The United States is not sending arms directly to the Syrian opposition. Instead, it is providing intelligence and other support for shipments of secondhand light weapons like rifles and grenades into Syria, mainly orchestrated from Saudi Arabia and Qatar. The reports indicate that the shipments organized from Qatar, in particular, are largely going to hard-line Islamists.
This seems to be part of a broader problem with the Syrian opposition that boils down to the fact that there doesn’t appear to be any such thing as a unified Syrian opposition, and that seems to be heading down a path that favors the radicals in the event the Assad Government should suddenly collapse:
Another Middle Eastern diplomat whose government has supported the Syrian rebels said his country’s political leadership was discouraged by the lack of organization and the ineffectiveness of the disjointed Syrian opposition movement, and had raised its concerns with American officials. The diplomat, who spoke on the condition of anonymity because he was discussing delicate intelligence issues, said the various rebel groups had failed to assemble a clear military plan, lacked a coherent blueprint for governing Syria afterward if the Assad government fell, and quarreled too often among themselves, undercutting their military and political effectiveness.
“We haven’t seen anyone step up to take a leadership role for what happens after Assad,” the diplomat said. “There’s not much of anything that’s encouraging. We should have lowered our expectations.”
The disorganization is strengthening the hand of Islamic extremist groups in Syria, some with ties or affiliations with Al Qaeda, he said: “The longer this goes on, the more likely those groups will gain strength.”

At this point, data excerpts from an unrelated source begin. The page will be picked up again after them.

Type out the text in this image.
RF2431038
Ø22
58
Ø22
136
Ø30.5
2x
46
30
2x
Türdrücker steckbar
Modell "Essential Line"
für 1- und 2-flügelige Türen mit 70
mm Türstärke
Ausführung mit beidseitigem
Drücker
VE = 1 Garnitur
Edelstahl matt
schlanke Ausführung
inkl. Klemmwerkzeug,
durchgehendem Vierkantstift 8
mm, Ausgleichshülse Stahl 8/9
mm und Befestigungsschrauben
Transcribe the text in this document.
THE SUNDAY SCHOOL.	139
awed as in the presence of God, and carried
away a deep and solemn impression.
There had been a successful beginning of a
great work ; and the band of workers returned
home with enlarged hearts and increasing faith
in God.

As Sanger notes, developments like these call into question both the Obama Administration’s policy in Syria and the alternative that Mitt Romney says he would implement a were he President. Calling for the removal of Bashar Assad from power without having any clear idea of who or what would be replacing him is the same mistake we made in Iraq in 2003. Some have also argued that a similar mistake was made in Egypt in the wake of Mubarak’s removal from power, although it’s unclear how much we really could have influenced the political future of that nation. And, it certainly was the case in Libya where we overlooked the role of groups sympathetic to al Qaeda in the rebellion, especially in the nation’s east where they have now established something of a stronghold. In Syria, though, we have a choice. We could have, and can still, choose to hold back our support for the rebels until we have a better idea of who they are and what the post-Assad Syria would look like.

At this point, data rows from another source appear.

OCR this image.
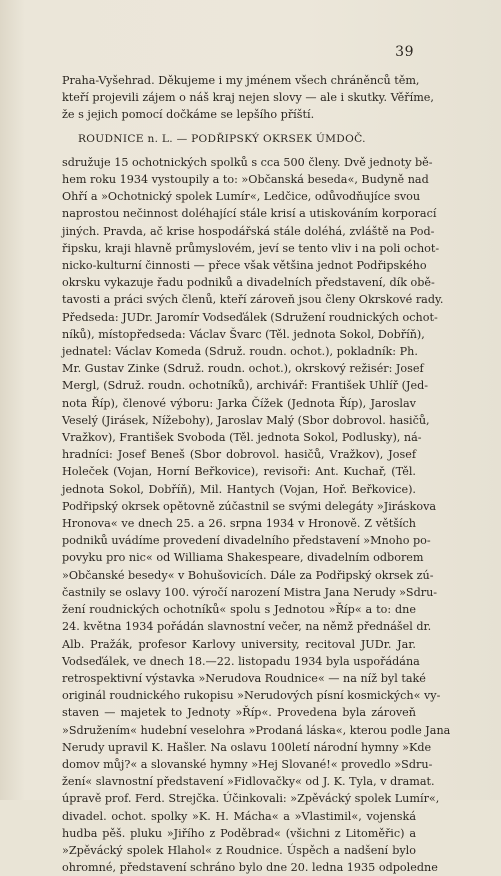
39
Praha-Vyšehrad. Děkujeme i my jménem všech chráněnců těm,
kteří projevili zájem o náš kraj nejen slovy — ale i skutky. Věříme,
že s jejich pomocí dočkáme se lepšího příští.
ROUDNICE n. L. — PODŘIPSKÝ OKRSEK ÚMDOČ.
sdružuje 15 ochotnických spolků s cca 500 členy. Dvě jednoty bě-
hem roku 1934 vystoupily a to: »Občanská beseda«, Budyně nad
Ohří a »Ochotnický spolek Lumír«, Ledčice, odůvodňujíce svou
naprostou nečinnost doléhající stále krisí a utiskováním korporací
jiných. Pravda, ač krise hospodářská stále doléhá, zvláště na Pod-
řipsku, kraji hlavně průmyslovém, jeví se tento vliv i na poli ochot-
nicko-kulturní činnosti — přece však většina jednot Podřipského
okrsku vykazuje řadu podniků a divadelních představení, dík obě-
tavosti a práci svých členů, kteří zároveň jsou členy Okrskové rady.
Předseda: JUDr. Jaromír Vodseďálek (Sdružení roudnických ochot-
níků), místopředseda: Václav Švarc (Těl. jednota Sokol, Dobříň),
jednatel: Václav Komeda (Sdruž. roudn. ochot.), pokladník: Ph.
Mr. Gustav Zinke (Sdruž. roudn. ochot.), okrskový režisér: Josef
Mergl, (Sdruž. roudn. ochotníků), archivář: František Uhlíř (Jed-
nota Říp), členové výboru: Jarka Čížek (Jednota Říp), Jaroslav
Veselý (Jirásek, Nížebohy), Jaroslav Malý (Sbor dobrovol. hasičů,
Vražkov), František Svoboda (Těl. jednota Sokol, Podlusky), ná-
hradníci: Josef Beneš (Sbor dobrovol. hasičů, Vražkov), Josef
Holeček (Vojan, Horní Beřkovice), revisoři: Ant. Kuchař, (Těl.
jednota Sokol, Dobříň), Mil. Hantych (Vojan, Hoř. Beřkovice).
Podřipský okrsek opětovně zúčastnil se svými delegáty »Jiráskova
Hronova« ve dnech 25. a 26. srpna 1934 v Hronově. Z větších
podniků uvádíme provedení divadelního představení »Mnoho po-
povyku pro nic« od Williama Shakespeare, divadelním odborem
»Občanské besedy« v Bohušovicích. Dále za Podřipský okrsek zú-
častnily se oslavy 100. výročí narození Mistra Jana Nerudy »Sdru-
žení roudnických ochotníků« spolu s Jednotou »Říp« a to: dne
24. května 1934 pořádán slavnostní večer, na němž přednášel dr.
Alb. Pražák, profesor Karlovy university, recitoval JUDr. Jar.
Vodseďálek, ve dnech 18.—22. listopadu 1934 byla uspořádána
retrospektivní výstavka »Nerudova Roudnice« — na níž byl také
originál roudnického rukopisu »Nerudových písní kosmických« vy-
staven — majetek to Jednoty »Říp«. Provedena byla zároveň
»Sdružením« hudební veselohra »Prodaná láska«, kterou podle Jana
Nerudy upravil K. Hašler. Na oslavu 100letí národní hymny »Kde
domov můj?« a slovanské hymny »Hej Slované!« provedlo »Sdru-
žení« slavnostní představení »Fidlovačky« od J. K. Tyla, v dramat.
úpravě prof. Ferd. Strejčka. Účinkovali: »Zpěvácký spolek Lumír«,
divadel. ochot. spolky »K. H. Mácha« a »Vlastimil«, vojenská
hudba pěš. pluku »Jiřího z Poděbrad« (všichni z Litoměřic) a
»Zpěvácký spolek Hlahol« z Roudnice. Úspěch a nadšení bylo
ohromné, představení schráno bylo dne 20. ledna 1935 odpoledne
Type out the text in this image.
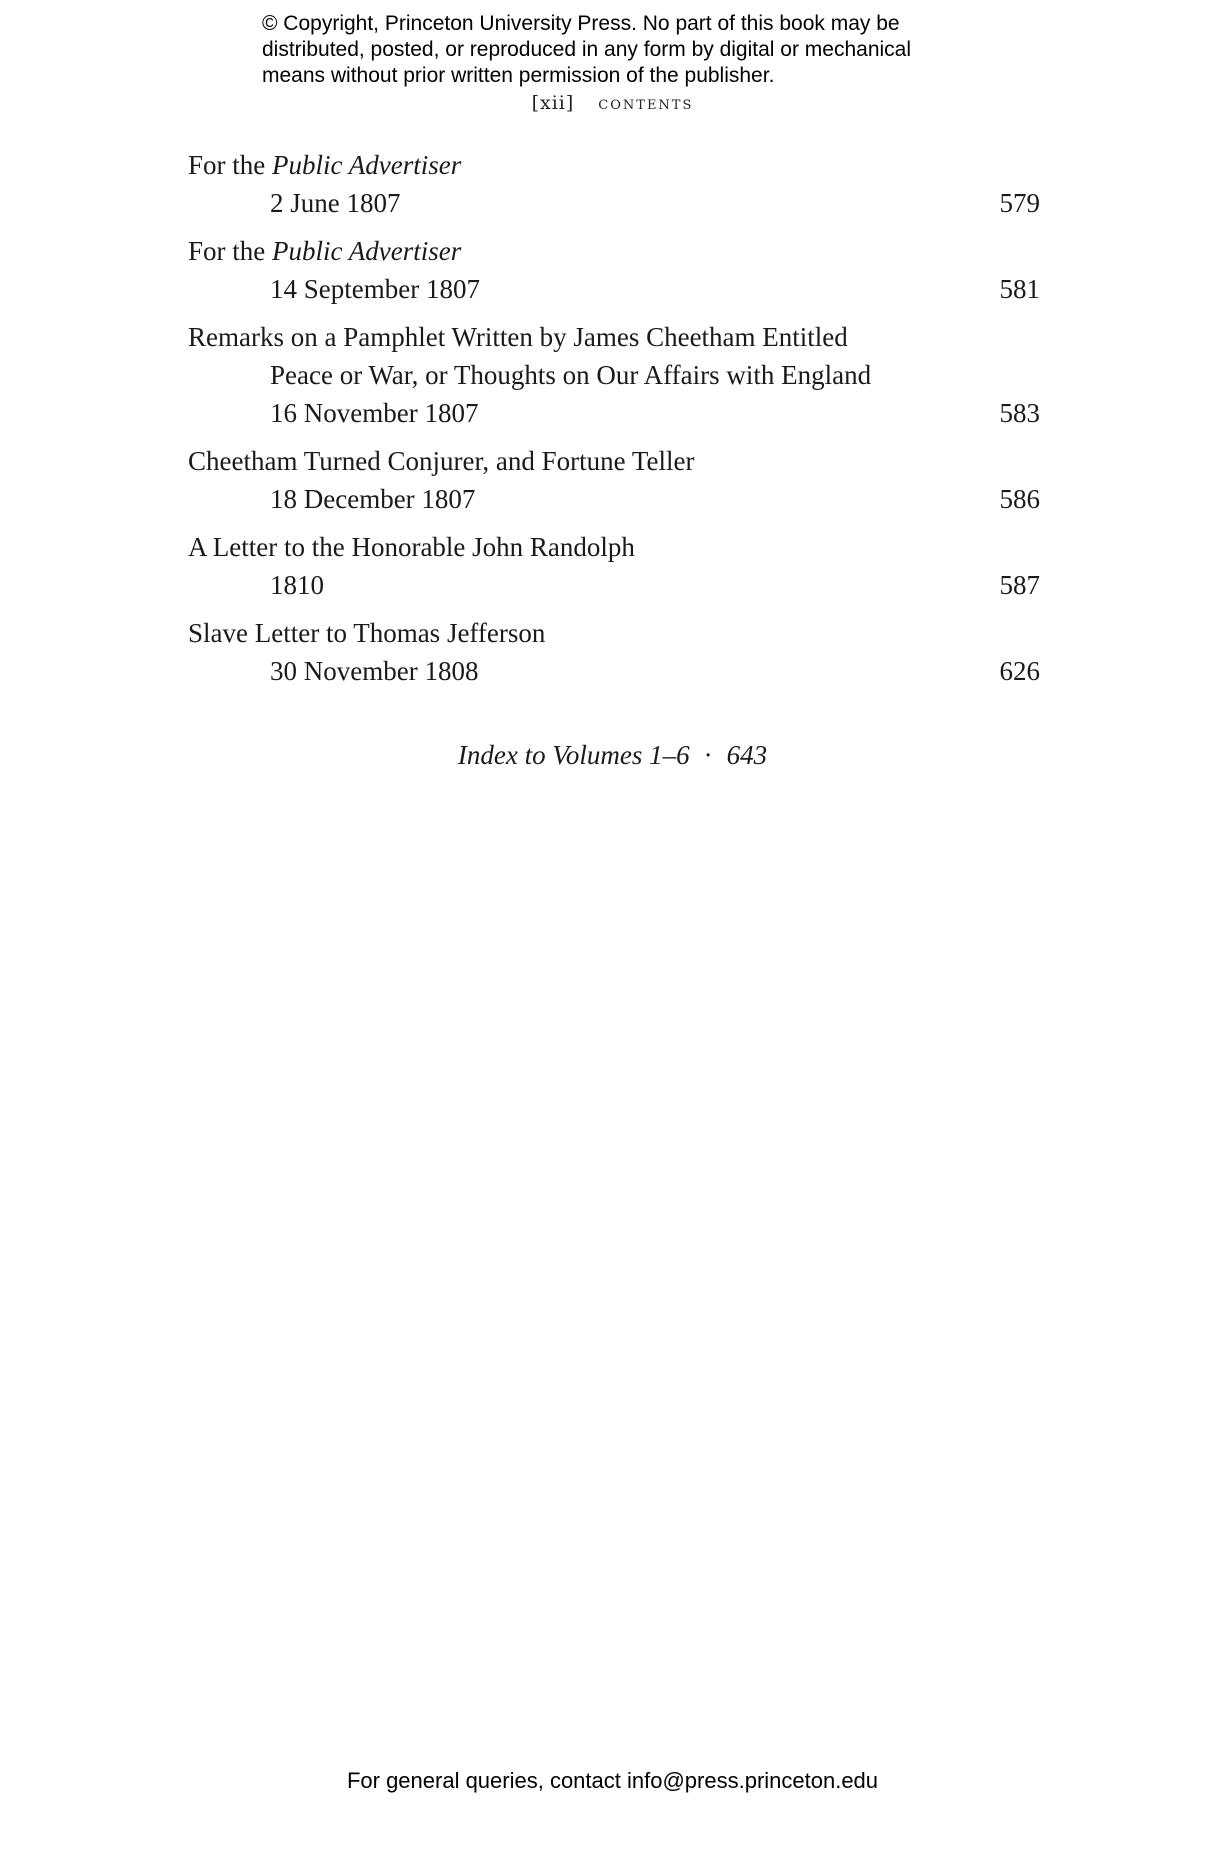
© Copyright, Princeton University Press. No part of this book may be
distributed, posted, or reproduced in any form by digital or mechanical
means without prior written permission of the publisher.
[xii] contents
For the Public Advertiser
2 June 1807	579
For the Public Advertiser
14 September 1807	581
Remarks on a Pamphlet Written by James Cheetham Entitled
Peace or War, or Thoughts on Our Affairs with England
16 November 1807	583
Cheetham Turned Conjurer, and Fortune Teller
18 December 1807	586
A Letter to the Honorable John Randolph
1810	587
Slave Letter to Thomas Jefferson
30 November 1808	626
Index to Volumes 1–6 · 643
For general queries, contact info@press.princeton.edu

Mitt Romney’s ideas aren’t much better, though. He said in his speech at VMI last Monday that he would take steps to ensure that arms are going to elements of the Syrian rebellion that we can trust, but it’s unclear how he’s going to do that without convincing the Saudis and Qataris to be more discriminating in who they deal with. Right now, they don’t appear to be interested in doing that. So, it’s hard to see how his policy would be any more workable than what we have now.
Commenting on this story, Walter Russell Mead goes back to his idea of the United States arming the rebels. However, as I noted last week, that’s a strategy that poses problems of its own. Indeed, the fact that the arms now going into Syria have been going to the most undesirable elements strikes me as a pretty strong argument against the U.S. getting further involved in this conflict than we already are. At the very least, though, the prospect of yet another Arab country falling into the hands of Islamist radicals or, barring that, into a post-Assad civil war between those competing for power is certainly a concern. I’m not sure what the answer is, but I don’t think that getting further involved is the answer.